Multi-coloured bandwidth in an Electromagnetic Field
Last month we attended Electromagnetic Field as a silver sponsor. Despite being in a remote field in Herefordshire, the site had amazing connectivity, which we played a small part in providing.
We provided some optics to help get internet around the field and acted as an Internet Transit Provider to uplink the festival through our network.
We had a tour of the network operations centre. ElectromagneticField leased a single fibre to a telephone exchange in Gloucester and a donated private 40Gbps circuit hauls the traffic back to the London Network Access Point (LONAP). We used private VLANS over LONAP to link to the Mythic Beasts core network routers in Sovereign House and Telehouse and used this to provide our blend of transit providers and peers, including direct access over private fibre to some of the largest cloud providers.
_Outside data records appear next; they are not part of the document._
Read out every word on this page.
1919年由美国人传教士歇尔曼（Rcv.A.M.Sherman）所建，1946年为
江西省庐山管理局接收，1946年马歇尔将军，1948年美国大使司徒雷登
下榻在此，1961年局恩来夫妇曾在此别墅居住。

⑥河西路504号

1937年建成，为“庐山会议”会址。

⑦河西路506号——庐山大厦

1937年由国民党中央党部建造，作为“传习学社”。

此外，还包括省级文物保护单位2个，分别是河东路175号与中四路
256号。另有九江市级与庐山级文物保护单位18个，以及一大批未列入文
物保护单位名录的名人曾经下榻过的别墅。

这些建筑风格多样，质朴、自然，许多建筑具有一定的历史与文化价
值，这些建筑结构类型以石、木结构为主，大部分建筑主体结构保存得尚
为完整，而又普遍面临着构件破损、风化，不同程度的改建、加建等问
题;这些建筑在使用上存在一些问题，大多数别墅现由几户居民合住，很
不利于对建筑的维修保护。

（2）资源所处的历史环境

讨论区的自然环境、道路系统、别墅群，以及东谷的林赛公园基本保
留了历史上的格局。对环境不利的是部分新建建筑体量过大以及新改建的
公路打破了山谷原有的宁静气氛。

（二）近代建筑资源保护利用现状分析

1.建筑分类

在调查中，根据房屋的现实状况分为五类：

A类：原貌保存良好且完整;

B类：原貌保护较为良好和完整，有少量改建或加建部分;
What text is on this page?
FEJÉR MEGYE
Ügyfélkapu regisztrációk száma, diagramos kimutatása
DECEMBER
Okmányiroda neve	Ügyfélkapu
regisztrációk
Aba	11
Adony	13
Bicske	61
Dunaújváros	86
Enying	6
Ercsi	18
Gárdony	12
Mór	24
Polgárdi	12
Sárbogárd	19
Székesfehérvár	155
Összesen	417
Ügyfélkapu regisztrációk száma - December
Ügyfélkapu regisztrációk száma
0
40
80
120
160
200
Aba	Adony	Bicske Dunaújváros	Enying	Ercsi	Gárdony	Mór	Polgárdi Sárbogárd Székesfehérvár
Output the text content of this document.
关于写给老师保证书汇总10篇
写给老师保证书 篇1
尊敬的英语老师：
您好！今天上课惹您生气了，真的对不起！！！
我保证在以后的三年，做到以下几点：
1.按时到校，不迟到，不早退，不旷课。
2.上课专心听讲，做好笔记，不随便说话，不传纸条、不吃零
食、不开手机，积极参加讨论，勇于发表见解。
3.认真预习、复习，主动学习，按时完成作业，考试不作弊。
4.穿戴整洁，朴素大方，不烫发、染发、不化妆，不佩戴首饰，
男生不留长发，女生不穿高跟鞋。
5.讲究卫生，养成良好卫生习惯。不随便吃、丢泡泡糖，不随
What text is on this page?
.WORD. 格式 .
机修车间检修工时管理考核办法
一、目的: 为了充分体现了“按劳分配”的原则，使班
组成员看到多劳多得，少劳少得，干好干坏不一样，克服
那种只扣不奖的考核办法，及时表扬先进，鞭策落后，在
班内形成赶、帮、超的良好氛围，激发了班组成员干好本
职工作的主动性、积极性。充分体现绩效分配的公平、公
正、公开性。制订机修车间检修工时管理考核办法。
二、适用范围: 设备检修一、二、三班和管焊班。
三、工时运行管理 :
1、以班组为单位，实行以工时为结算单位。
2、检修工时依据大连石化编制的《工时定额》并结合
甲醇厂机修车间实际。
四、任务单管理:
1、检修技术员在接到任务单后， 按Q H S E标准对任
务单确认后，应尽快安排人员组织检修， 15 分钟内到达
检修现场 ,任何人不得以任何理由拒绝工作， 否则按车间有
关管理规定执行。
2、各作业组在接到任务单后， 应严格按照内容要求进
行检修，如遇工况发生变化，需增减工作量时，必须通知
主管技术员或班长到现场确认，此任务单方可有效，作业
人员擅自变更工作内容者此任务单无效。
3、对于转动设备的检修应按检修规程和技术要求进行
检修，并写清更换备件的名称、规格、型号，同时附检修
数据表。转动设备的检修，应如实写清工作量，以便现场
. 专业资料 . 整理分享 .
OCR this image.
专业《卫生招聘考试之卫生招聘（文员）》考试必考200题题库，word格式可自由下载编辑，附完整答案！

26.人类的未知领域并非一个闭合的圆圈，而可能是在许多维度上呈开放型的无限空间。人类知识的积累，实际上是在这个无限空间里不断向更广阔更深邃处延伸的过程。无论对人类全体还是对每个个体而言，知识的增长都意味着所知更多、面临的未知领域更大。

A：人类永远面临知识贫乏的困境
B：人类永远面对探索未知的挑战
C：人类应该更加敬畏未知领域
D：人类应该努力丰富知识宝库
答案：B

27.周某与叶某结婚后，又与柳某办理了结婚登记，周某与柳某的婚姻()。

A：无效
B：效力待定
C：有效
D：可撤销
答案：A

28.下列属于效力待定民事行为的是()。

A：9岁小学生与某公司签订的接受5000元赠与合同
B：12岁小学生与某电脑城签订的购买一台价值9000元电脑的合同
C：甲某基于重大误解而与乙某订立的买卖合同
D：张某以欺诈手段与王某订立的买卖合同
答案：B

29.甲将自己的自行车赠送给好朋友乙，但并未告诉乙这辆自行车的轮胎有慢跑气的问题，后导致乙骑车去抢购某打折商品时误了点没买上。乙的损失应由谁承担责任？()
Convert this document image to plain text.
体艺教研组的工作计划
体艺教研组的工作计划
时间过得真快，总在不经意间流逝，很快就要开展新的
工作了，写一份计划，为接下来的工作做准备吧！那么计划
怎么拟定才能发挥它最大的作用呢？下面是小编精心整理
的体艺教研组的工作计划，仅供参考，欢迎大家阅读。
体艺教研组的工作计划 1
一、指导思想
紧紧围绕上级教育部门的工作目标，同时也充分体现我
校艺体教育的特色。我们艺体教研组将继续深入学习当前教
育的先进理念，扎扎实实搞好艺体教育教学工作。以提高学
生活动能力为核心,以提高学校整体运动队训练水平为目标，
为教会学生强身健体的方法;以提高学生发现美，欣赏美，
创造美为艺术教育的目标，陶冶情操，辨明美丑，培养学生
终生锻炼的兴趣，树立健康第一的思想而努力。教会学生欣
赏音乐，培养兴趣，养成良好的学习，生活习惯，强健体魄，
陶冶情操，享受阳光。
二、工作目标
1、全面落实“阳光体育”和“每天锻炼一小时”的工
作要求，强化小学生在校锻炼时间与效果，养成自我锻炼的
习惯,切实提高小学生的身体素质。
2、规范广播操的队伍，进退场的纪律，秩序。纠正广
The section from the field in Eastnor to Gloucester uses Dense Wavelength Division Multiplexing, a neat technology that uses multiple different frequencies to carry multiple signals on the same fibre at the same time. Each optical transceiver typically transmits at a specific wavelength on one fibre, and receives on the same wavelength on a second fibre. This is put into a multiplexer which combines the different frequencies from multiple optics into the same fibre and a second multiplexer splits them back out into the component frequencies at the other end, allowing multiple 10Gbps channels to operate over one fibre pair.We use the same technique to multiply up the bandwidth in our core London network on our leased fibre that interconnects our core London points of presence.
To keep costs down at EMF there isn’t a fibre pair – just a single 60km fibre. The hack to get around this limitation is to use different frequencies in each direction and rely on the fact that the transceivers are frequency-specific for transmitting but not receiving – a transmitter that transmits at 1572.48nm will happily receive at 1572.89nm and vice versa. You can then use eight channels on one fibre as four bi-directional channels.
Around the campsite there were datenklo (a switch in a portaloo) which provided wifi and multiple 1Gbps wired uplinks. Each dataklo had a 10Gbps link back to the network operations centre to provide super-fast connectivity all around the site.